Banks laughed. “I should imagine it took a lot out of her. But things will improve. Believe me. She’ll accept you in time.”
“Do you really think so?”
“I do.”
Banks finished his drink and they left with a passing goodbye to Sally Preece. They walked back to Gratly mostly in silence, with heavy steps, each lost in thought, and as he gazed on the rolling hills, drystone walls, grazing sheep, and flimsy white clouds snaking across a clear blue sky, Banks had the strangest fleeting feeling that they were leaving some sort of paradise behind and danger lay ahead. He shivered despite the heat of the sun.
6
IT WAS EARLY THAT MONDAY EVENING, AND BANKS WAS pottering about in his garden out back to a soundtrack of Schubert lieder sung by Anna Lucia Richter when he heard a car pull up in front. Curious, he walked through the house and opened the door to find Ray Cabbot standing there, hands on hips.

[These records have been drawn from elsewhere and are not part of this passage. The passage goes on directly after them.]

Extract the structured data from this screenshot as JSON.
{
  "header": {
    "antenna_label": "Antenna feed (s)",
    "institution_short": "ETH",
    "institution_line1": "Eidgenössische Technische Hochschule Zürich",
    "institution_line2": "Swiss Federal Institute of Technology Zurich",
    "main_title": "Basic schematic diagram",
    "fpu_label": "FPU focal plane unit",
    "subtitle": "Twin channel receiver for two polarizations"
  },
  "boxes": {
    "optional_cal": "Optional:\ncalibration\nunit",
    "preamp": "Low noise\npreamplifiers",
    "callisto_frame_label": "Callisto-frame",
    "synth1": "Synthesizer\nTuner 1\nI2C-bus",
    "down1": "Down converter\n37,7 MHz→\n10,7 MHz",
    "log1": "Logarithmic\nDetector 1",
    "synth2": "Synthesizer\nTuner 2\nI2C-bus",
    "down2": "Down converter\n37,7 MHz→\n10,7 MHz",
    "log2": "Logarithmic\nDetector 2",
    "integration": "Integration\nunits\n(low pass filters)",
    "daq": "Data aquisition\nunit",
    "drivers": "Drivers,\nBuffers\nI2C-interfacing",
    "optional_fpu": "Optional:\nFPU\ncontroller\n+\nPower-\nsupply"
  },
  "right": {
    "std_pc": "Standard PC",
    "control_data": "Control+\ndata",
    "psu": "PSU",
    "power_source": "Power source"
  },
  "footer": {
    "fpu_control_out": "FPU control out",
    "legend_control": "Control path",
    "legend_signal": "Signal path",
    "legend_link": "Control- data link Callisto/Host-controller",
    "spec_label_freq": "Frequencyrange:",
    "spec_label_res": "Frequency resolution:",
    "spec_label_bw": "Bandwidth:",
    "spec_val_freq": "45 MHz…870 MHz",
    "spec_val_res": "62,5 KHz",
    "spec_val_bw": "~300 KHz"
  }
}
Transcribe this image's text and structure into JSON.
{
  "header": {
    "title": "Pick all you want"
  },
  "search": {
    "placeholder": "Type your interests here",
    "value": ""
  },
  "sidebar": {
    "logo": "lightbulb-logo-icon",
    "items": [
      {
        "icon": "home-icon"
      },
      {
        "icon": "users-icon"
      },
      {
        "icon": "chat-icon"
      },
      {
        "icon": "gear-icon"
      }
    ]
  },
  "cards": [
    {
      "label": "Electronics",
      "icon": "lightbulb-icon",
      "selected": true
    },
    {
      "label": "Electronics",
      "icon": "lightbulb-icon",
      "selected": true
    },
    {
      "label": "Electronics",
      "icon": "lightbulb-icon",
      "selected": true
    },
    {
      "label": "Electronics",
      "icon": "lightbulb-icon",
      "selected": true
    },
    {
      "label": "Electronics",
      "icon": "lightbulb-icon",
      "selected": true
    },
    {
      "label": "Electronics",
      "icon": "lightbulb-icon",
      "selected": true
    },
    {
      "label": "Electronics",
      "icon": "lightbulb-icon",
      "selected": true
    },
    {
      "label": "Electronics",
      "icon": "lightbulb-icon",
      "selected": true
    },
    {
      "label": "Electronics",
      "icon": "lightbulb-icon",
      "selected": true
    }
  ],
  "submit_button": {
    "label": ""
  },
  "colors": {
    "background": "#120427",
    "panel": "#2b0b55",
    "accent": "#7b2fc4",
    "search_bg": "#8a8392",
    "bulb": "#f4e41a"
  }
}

“What the fuck’s going on?” were Ray’s first words.
Banks gestured him inside and shut the door. “What do you mean?” he asked.
“You know damn well what I mean,” said Ray, following him along the corridor to the back door. “You and Zelda. I might be an old hippie, but I can still knock you into the middle of next week.” He stood in the conservatory with his fists clenched.
“Calm down, Ray. Come on outside and calm down. Tell me what’s up.”
“Zelda is what’s up. As if you didn’t know. She’s upset. Ever since she came back from her talk with you this afternoon she’s been in a right state. What the fuck did you say to her?”